Der zweite Punkt, wo es auch erst eine Konfliktlinie gegeben hat, war, Forst- und Naturschutz zusammenzubringen. Dort ist es uns gelungen, zum Beispiel am Possen ein großes Gebiet an Waldwildnis zu etablieren. Ich bin da auch sehr dankbar, dass in Zusammenarbeit zwischen Umweltministerium und Infrastrukturministerium es dort eine Lösung gegeben hat und dass wir sowohl große Flächen als auch kleine Initiativen zur Waldstilllegung mit unterstützen konnten und diese Diskussion jetzt beendet ist und gerade jetzt durch das Naturschutzgesetz dann auch gesetzlich so verankert ist, dass Sie es eben nicht als CDU im Wahlkampf benutzen und sagen können: Wir machen das wieder rückgängig. Denn ich denke, das Wichtigste ist beim Naturschutz, dass es eine Kontinuität gibt, dass auch die Menschen dahinter stehen, und das haben die Initiativen in den letzten Jahren bewiesen, dass sehr viele Menschen dieses Thema unterstützen.

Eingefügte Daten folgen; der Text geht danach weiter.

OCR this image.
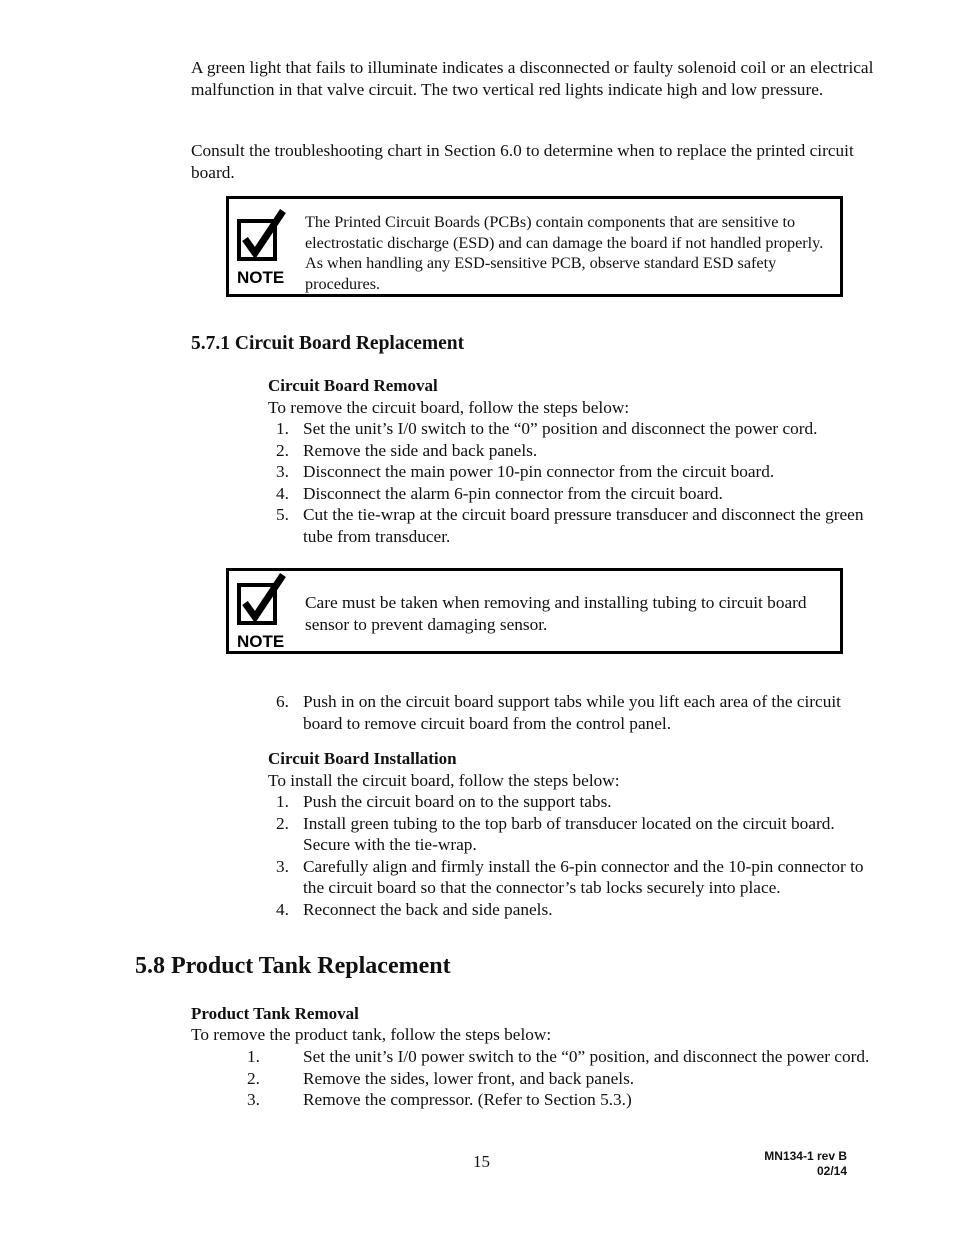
A green light that fails to illuminate indicates a disconnected or faulty solenoid coil or an electrical malfunction in that valve circuit. The two vertical red lights indicate high and low pressure.

Consult the troubleshooting chart in Section 6.0 to determine when to replace the printed circuit board.

NOTE

The Printed Circuit Boards (PCBs) contain components that are sensitive to electrostatic discharge (ESD) and can damage the board if not handled properly. As when handling any ESD-sensitive PCB, observe standard ESD safety procedures.

5.7.1 Circuit Board Replacement
Circuit Board Removal

To remove the circuit board, follow the steps below:

1. Set the unit’s I/0 switch to the “0” position and disconnect the power cord.
2. Remove the side and back panels.
3. Disconnect the main power 10-pin connector from the circuit board.
4. Disconnect the alarm 6-pin connector from the circuit board.
5. Cut the tie-wrap at the circuit board pressure transducer and disconnect the green tube from transducer.
NOTE

Care must be taken when removing and installing tubing to circuit board sensor to prevent damaging sensor.

6. Push in on the circuit board support tabs while you lift each area of the circuit board to remove circuit board from the control panel.
Circuit Board Installation

To install the circuit board, follow the steps below:

1. Push the circuit board on to the support tabs.
2. Install green tubing to the top barb of transducer located on the circuit board. Secure with the tie-wrap.
3. Carefully align and firmly install the 6-pin connector and the 10-pin connector to the circuit board so that the connector’s tab locks securely into place.
4. Reconnect the back and side panels.
5.8 Product Tank Replacement
Product Tank Removal

To remove the product tank, follow the steps below:

1. Set the unit’s I/0 power switch to the “0” position, and disconnect the power cord.
2. Remove the sides, lower front, and back panels.
3. Remove the compressor. (Refer to Section 5.3.)
15	MN134-1 rev B
02/14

Ich möchte – vieles wurde schon von unserer Umweltministerin Anja Siegesmund gesagt – noch mal einen Punkt auf ein vielleicht kleineres Fachgebiet
hinlenken, und zwar geht es um Flächenverbrauch. Wir haben jetzt die Möglichkeit, mit einer veränderten Kompensationsverordnung dem im Naturschutzgesetz auch eine höhere Stellung zu geben. Um was dreht es sich dabei? Was haben wir für Chancen? Das ist auch, glaube ich, eine große Gemeinsamkeit, wo wir sagen können: Als Grüne ist Naturschutz auch zusammen mit der Landwirtschaft zum Beispiel ein erklärtes Ziel. Es geht nicht mehr, dass wir so weitermachen, meine sehr geehrten Damen und Herren, dass wir immer mehr Flächen verbrauchen für Infrastrukturmaßnahmen, für neue Gebäude, die vielleicht eingeschossig statt drei- oder viergeschossig gebaut sind, für immer mehr Parkraum, was wir benötigen. Das geht nicht mehr, dass wir das einfach so machen und da Naturschutzflächen in Anspruch nehmen, aber auch Forstflächen, Waldflächen und Landwirtschaftsflächen.